The poet goes on to say that all humans carry love in their eyes, in the way they look at things and the world around them. It flows through their eyes when they cry and resides behind their eyelids. Love, the poet says, is present in the wrinkles, sweat, etc., that we get one gets on their forehead. The poet paints beautiful imagery here about how all humans carry love inside their eyes and forehead and have different ways of expressing it to people. It is true that no two humans show love the same way and their ways vary from each other vastly.

Love Like Salt | Analysis, Line 9 – 10

We store it inside our bodies

in secret wineskins

The speaker further elaborates on the fact that human beings carry love in their bodies and hold it dear to themselves in secret places in their skin. Humans usually hide their love and do not show the love they have for each other often. The poet, through this poem, explores the idea of showing and expressing the love that one has for the other, as much as possible. 

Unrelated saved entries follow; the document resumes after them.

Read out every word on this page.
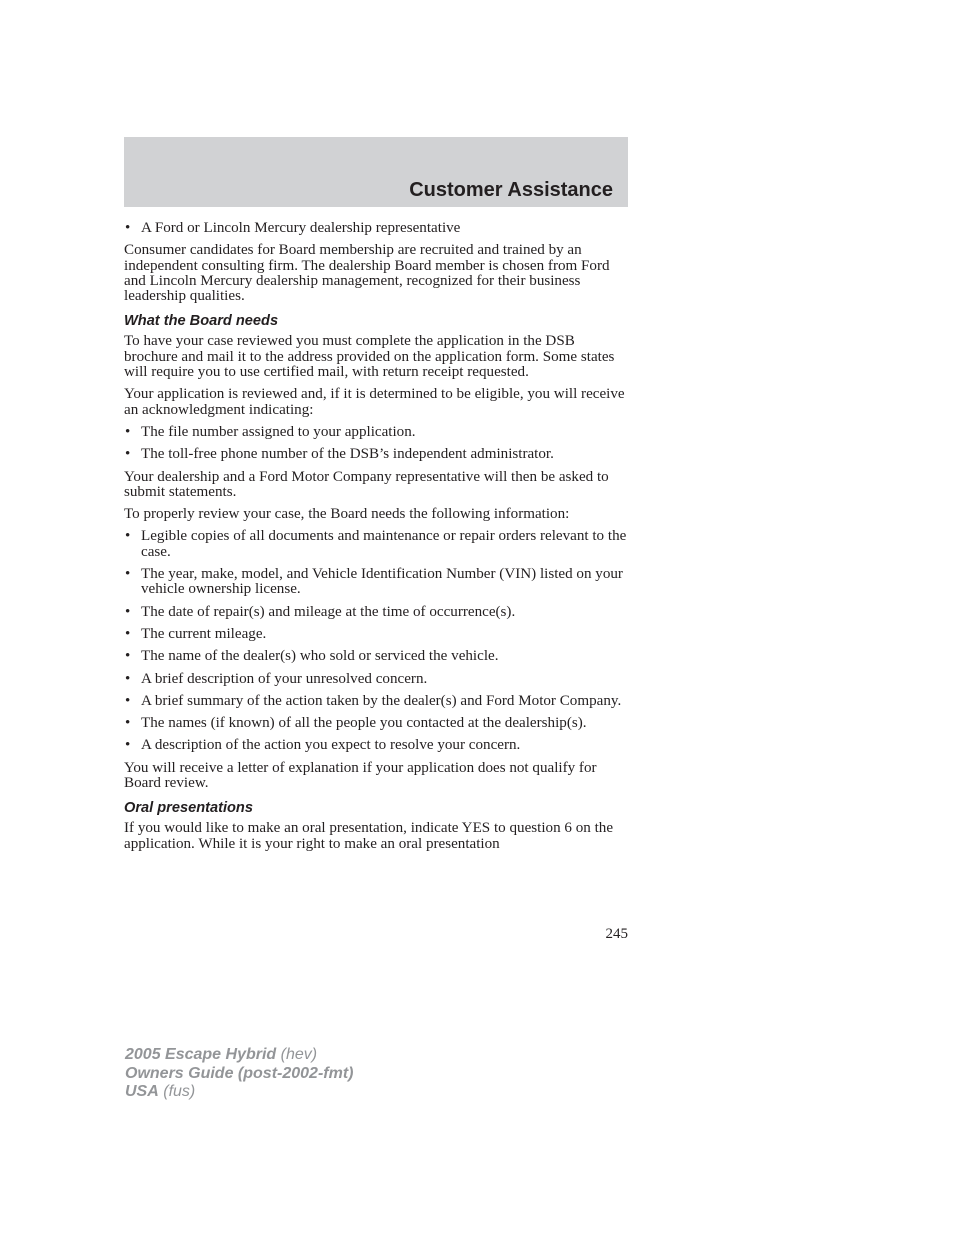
Customer Assistance
• A Ford or Lincoln Mercury dealership representative

Consumer candidates for Board membership are recruited and trained by an independent consulting firm. The dealership Board member is chosen from Ford and Lincoln Mercury dealership management, recognized for their business leadership qualities.

What the Board needs

To have your case reviewed you must complete the application in the DSB brochure and mail it to the address provided on the application form. Some states will require you to use certified mail, with return receipt requested.

Your application is reviewed and, if it is determined to be eligible, you will receive an acknowledgment indicating:

• The file number assigned to your application.
• The toll-free phone number of the DSB’s independent administrator.

Your dealership and a Ford Motor Company representative will then be asked to submit statements.

To properly review your case, the Board needs the following information:

• Legible copies of all documents and maintenance or repair orders relevant to the case.
• The year, make, model, and Vehicle Identification Number (VIN) listed on your vehicle ownership license.
• The date of repair(s) and mileage at the time of occurrence(s).
• The current mileage.
• The name of the dealer(s) who sold or serviced the vehicle.
• A brief description of your unresolved concern.
• A brief summary of the action taken by the dealer(s) and Ford Motor Company.
• The names (if known) of all the people you contacted at the dealership(s).
• A description of the action you expect to resolve your concern.

You will receive a letter of explanation if your application does not qualify for Board review.

Oral presentations

If you would like to make an oral presentation, indicate YES to question 6 on the application. While it is your right to make an oral presentation

245
2005 Escape Hybrid (hev)
Owners Guide (post-2002-fmt)
USA (fus)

Love Like Salt | Analysis, Line 11 – 12

At supper, we pass it around the table

talking of holidays and the sea.

The poem ends on a hopeful and positive note showing that while people may not necessarily show and express the love they have for one another, they pass it around the dinner table each night and make little gestures of love towards each other which show the love they have. The poem tells the reader all the ways they can show their love for one another without expressing it. The poet’s advice is that people should show affection for each other by doing little acts of kindness such as arranging a lovely supper to talk about the unforgettable moments of life.

 

 

Love Like Salt | About the Author – Lisel Mueller 

Poet and translator Lisel Mueller was born in Hamburg, Germany, in 1924. The daughter of teachers, she and her family were forced to flee the Nazi regime when Mueller was 15. They immigrated to the US and settled in the Midwest. Mueller attended the University of Evansville, where her father was a professor, and she performed her graduate study at Indiana University. Her collections of poetry include The Private Life, which was the 1975 Lamont Poetry Selection; Second Language (1986); The Need to Hold Still (1980), which received the National Book Award; Learning to Play by Ear (1990); and Alive Together: New & Selected Poems (1996), which won the Pulitzer Prize. Her other awards and honors include the Carl Sandburg Award, the Helen Bullis Award, the Ruth Lilly Prize, and a National Endowment for the Arts fellowship. She also published translations, including Circe’s Mountain by Marie Luise Kaschnitz (1990).

Mueller’s work has also been praised for its attentiveness to quiet moments of domestic drama, and its ability to speak to the experiences of family and semi-rural life. Mueller lived in Lake Forest, Illinois for many years before her death in 2020.